Captain Ai recounted that when he just came out of Thu Duc Military School, he was recommended by his father to General Hieu who was at the time III Corps Deputy Commander. His father used to work with Colonel Hieu in II Corps in the years of 1964-1965. General Hieu pulled him aside and told him: “Try to serve at a combat position for at least six months. After that, I will see if I can request that you be transferred to work in the operational center:” And General Hieu kept his promise.
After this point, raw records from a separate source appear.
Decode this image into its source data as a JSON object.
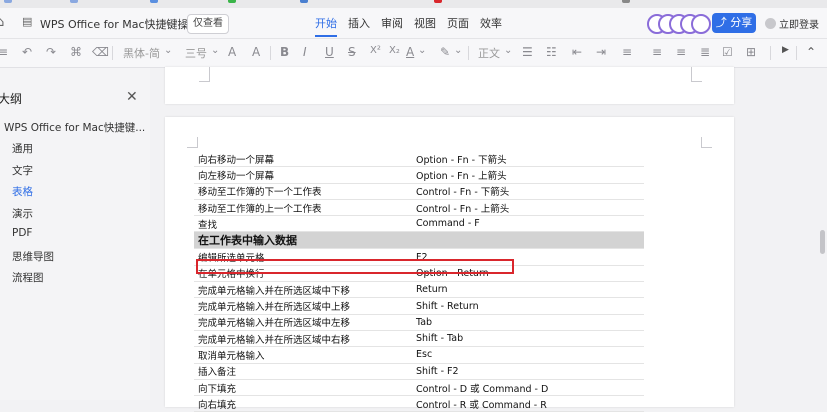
{
  "bookmarks": [
    "",
    "",
    "",
    "",
    "",
    "",
    ""
  ],
  "titlebar": {
    "doc_title": "WPS Office for Mac快捷键操...",
    "readonly_label": "仅查看",
    "tabs": [
      "开始",
      "插入",
      "审阅",
      "视图",
      "页面",
      "效率"
    ],
    "active_tab": "开始",
    "share_label": "分享",
    "login_label": "立即登录"
  },
  "toolbar": {
    "font_name": "黑体-简",
    "font_size": "三号",
    "paragraph_style": "正文"
  },
  "outline": {
    "title": "大纲",
    "doc_item": "WPS Office for Mac快捷键...",
    "items": [
      "通用",
      "文字",
      "表格",
      "演示",
      "PDF",
      "思维导图",
      "流程图"
    ],
    "active_item": "表格"
  },
  "table": {
    "rows": [
      {
        "action": "向右移动一个屏幕",
        "keys": "Option - Fn - 下箭头"
      },
      {
        "action": "向左移动一个屏幕",
        "keys": "Option - Fn - 上箭头"
      },
      {
        "action": "移动至工作簿的下一个工作表",
        "keys": "Control - Fn - 下箭头"
      },
      {
        "action": "移动至工作簿的上一个工作表",
        "keys": "Control - Fn - 上箭头"
      },
      {
        "action": "查找",
        "keys": "Command - F"
      },
      {
        "action": "在工作表中输入数据",
        "keys": "",
        "header": true
      },
      {
        "action": "编辑所选单元格",
        "keys": "F2"
      },
      {
        "action": "在单元格中换行",
        "keys": "Option - Return",
        "highlighted": true
      },
      {
        "action": "完成单元格输入并在所选区域中下移",
        "keys": "Return"
      },
      {
        "action": "完成单元格输入并在所选区域中上移",
        "keys": "Shift - Return"
      },
      {
        "action": "完成单元格输入并在所选区域中左移",
        "keys": "Tab"
      },
      {
        "action": "完成单元格输入并在所选区域中右移",
        "keys": "Shift - Tab"
      },
      {
        "action": "取消单元格输入",
        "keys": "Esc"
      },
      {
        "action": "插入备注",
        "keys": "Shift - F2"
      },
      {
        "action": "向下填充",
        "keys": "Control - D 或 Command - D"
      },
      {
        "action": "向右填充",
        "keys": "Control - R 或 Command - R"
      }
    ]
  },
  "colors": {
    "accent": "#2f6ee6",
    "highlight_border": "#d9262c",
    "header_row": "#d3d3d3"
  }
}
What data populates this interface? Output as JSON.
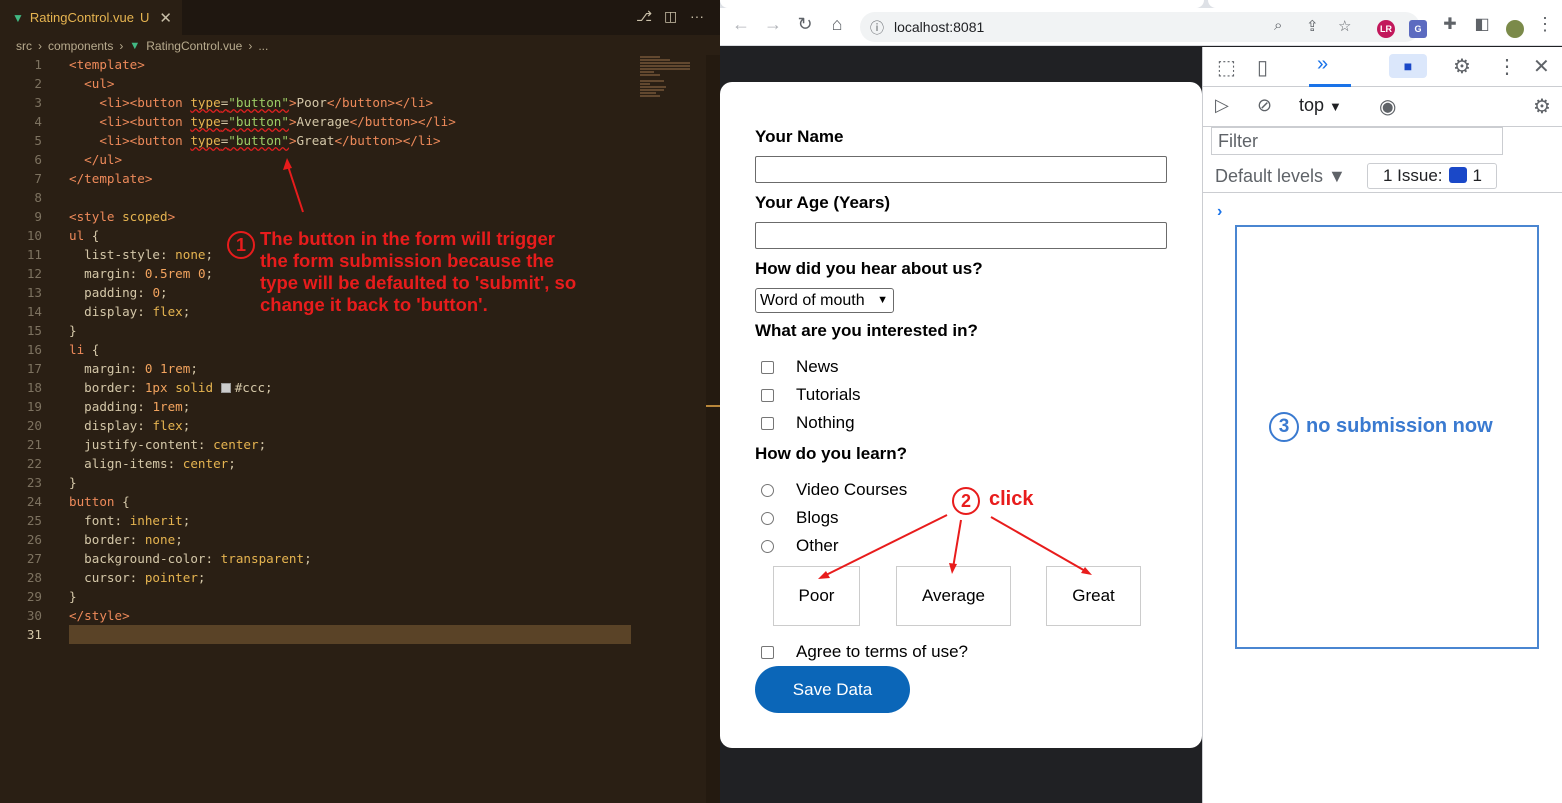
{
  "editor": {
    "tab": {
      "name": "RatingControl.vue",
      "modified": "U",
      "close": "✕"
    },
    "breadcrumb": {
      "path1": "src",
      "path2": "components",
      "file": "RatingControl.vue",
      "tail": "..."
    },
    "code": [
      {
        "n": "1"
      },
      {
        "n": "2"
      },
      {
        "n": "3"
      },
      {
        "n": "4"
      },
      {
        "n": "5"
      },
      {
        "n": "6"
      },
      {
        "n": "7"
      },
      {
        "n": "8"
      },
      {
        "n": "9"
      },
      {
        "n": "10"
      },
      {
        "n": "11"
      },
      {
        "n": "12"
      },
      {
        "n": "13"
      },
      {
        "n": "14"
      },
      {
        "n": "15"
      },
      {
        "n": "16"
      },
      {
        "n": "17"
      },
      {
        "n": "18"
      },
      {
        "n": "19"
      },
      {
        "n": "20"
      },
      {
        "n": "21"
      },
      {
        "n": "22"
      },
      {
        "n": "23"
      },
      {
        "n": "24"
      },
      {
        "n": "25"
      },
      {
        "n": "26"
      },
      {
        "n": "27"
      },
      {
        "n": "28"
      },
      {
        "n": "29"
      },
      {
        "n": "30"
      },
      {
        "n": "31"
      }
    ],
    "annotation_1": {
      "number": "1",
      "line1": "The button in the form will trigger",
      "line2": "the form submission because the",
      "line3": "type will be defaulted to 'submit', so",
      "line4": "change it back to 'button'."
    }
  },
  "browser": {
    "url": "localhost:8081",
    "form": {
      "name_label": "Your Name",
      "age_label": "Your Age (Years)",
      "referrer_label": "How did you hear about us?",
      "referrer_value": "Word of mouth",
      "interest_label": "What are you interested in?",
      "interests": [
        "News",
        "Tutorials",
        "Nothing"
      ],
      "learn_label": "How do you learn?",
      "learn_options": [
        "Video Courses",
        "Blogs",
        "Other"
      ],
      "rating": [
        "Poor",
        "Average",
        "Great"
      ],
      "terms_label": "Agree to terms of use?",
      "save_label": "Save Data"
    },
    "annotation_2": {
      "number": "2",
      "text": "click"
    },
    "devtools": {
      "context": "top",
      "filter_placeholder": "Filter",
      "levels": "Default levels ▼",
      "issues_label": "1 Issue:",
      "issues_count": "1",
      "annotation_3": {
        "number": "3",
        "text": "no submission now"
      }
    },
    "colors": {
      "accent": "#0b66b8",
      "annotation_red": "#e81c1c",
      "annotation_blue": "#3a7ad0"
    }
  }
}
The same Captain Ai recounted further that when III Forward Command Post of General Nguyen Vinh Nghi was overrun by the North Communists in Phan Rang, he was working at III Corps Operational Center in Bien Hoa. Major Hung, a friend of his, radioed back requesting to be rescued by a helicopter, which was at the critical situation the only way to escape. Captain Ai was unable to dig out a helicopter. At the last resort, he tried his luck by entering General Hieu’s office and explained to the General his friend’s predicament. He was quite surprised when General Hieu simply told him to take his personal helicopter out to fetch his friend!